Ma se a livello burocratico ed istituzionale non puoi che patire questo stallo, a livello personale è necessario che tu reagisca.

Io non ci so stare nell’immobilismo, specialmente quando ho la consapevolezza che il mio attendere senza fare niente significa togliere a mio figlio la possibilità di avere, progresso dopo progresso, un futuro migliore di quello che avrebbe se la sua condizione restasse quella attuale.
Questo significa trovare, ognuno per quel che può, strategie da mettere in atto per diventare parte attiva nella vita anche riabilitativa e sociale del proprio figlio.

Mi sono messa a studiare, di nuovo; mi sono iscritta ad un corso per tecnico Aba; ho ripreso con maggior assiduità ad insegnare a mio figlio autonomie e a lavorare sul cognitivo, approfittando ancor di più delle routine quotidiane, sempre piene di spunti verso nuovi apprendimenti; non perdo occasione, nonostante il periodo, di metterlo in condizioni di poter sperimentare, passo dopo passo, una sempre maggior socializzazione.
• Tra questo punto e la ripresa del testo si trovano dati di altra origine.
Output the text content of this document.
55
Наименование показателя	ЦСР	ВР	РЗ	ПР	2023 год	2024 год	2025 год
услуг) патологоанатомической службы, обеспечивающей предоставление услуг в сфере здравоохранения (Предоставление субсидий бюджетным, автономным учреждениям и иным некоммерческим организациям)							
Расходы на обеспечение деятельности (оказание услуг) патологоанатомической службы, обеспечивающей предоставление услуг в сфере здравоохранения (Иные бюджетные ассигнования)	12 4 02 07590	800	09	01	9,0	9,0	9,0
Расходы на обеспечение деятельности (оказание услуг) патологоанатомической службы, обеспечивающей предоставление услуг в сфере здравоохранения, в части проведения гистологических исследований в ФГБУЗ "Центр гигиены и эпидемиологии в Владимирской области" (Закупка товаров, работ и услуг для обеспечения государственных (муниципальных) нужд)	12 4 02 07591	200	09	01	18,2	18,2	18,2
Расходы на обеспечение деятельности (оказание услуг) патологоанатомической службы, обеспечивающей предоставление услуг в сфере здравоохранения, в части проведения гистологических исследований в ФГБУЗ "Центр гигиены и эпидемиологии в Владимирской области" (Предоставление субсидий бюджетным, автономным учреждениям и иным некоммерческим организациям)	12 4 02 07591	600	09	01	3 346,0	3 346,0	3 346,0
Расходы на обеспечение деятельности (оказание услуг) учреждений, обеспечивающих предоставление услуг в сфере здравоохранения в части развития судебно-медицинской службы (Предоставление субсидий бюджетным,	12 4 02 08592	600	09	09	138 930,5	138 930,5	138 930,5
Se ci sono cose che puoi cambiare, se c’è qualcosa che puoi fare per uscire da questo stallo… fallo!
Le difficoltà ed il peso di ciò che viviamo, soprattutto quando sono causa degli eventi esterni, non possono che essere accettate, è vero.
C’è però una componente imprescindibile che spesso rimane indietro, e siamo noi: ciò che siamo con la nostra storia, quanto ci impegniamo, quanto ci prepariamo, lottiamo o arrendiamo.
Sì, perché in tutto ciò che puoi cambiare, anche quando non è colpa tua, sei sempre tu il responsabile di ciò che permetti che ti accada. Fai in modo, allora, che la tua responsabilità sia solo quella di aver fatto tutto quello che potevi in quel momento… senza rimpianti, con la speranza ed il sorriso rivolto a tuo figlio, che merita senz’altro un futuro migliore.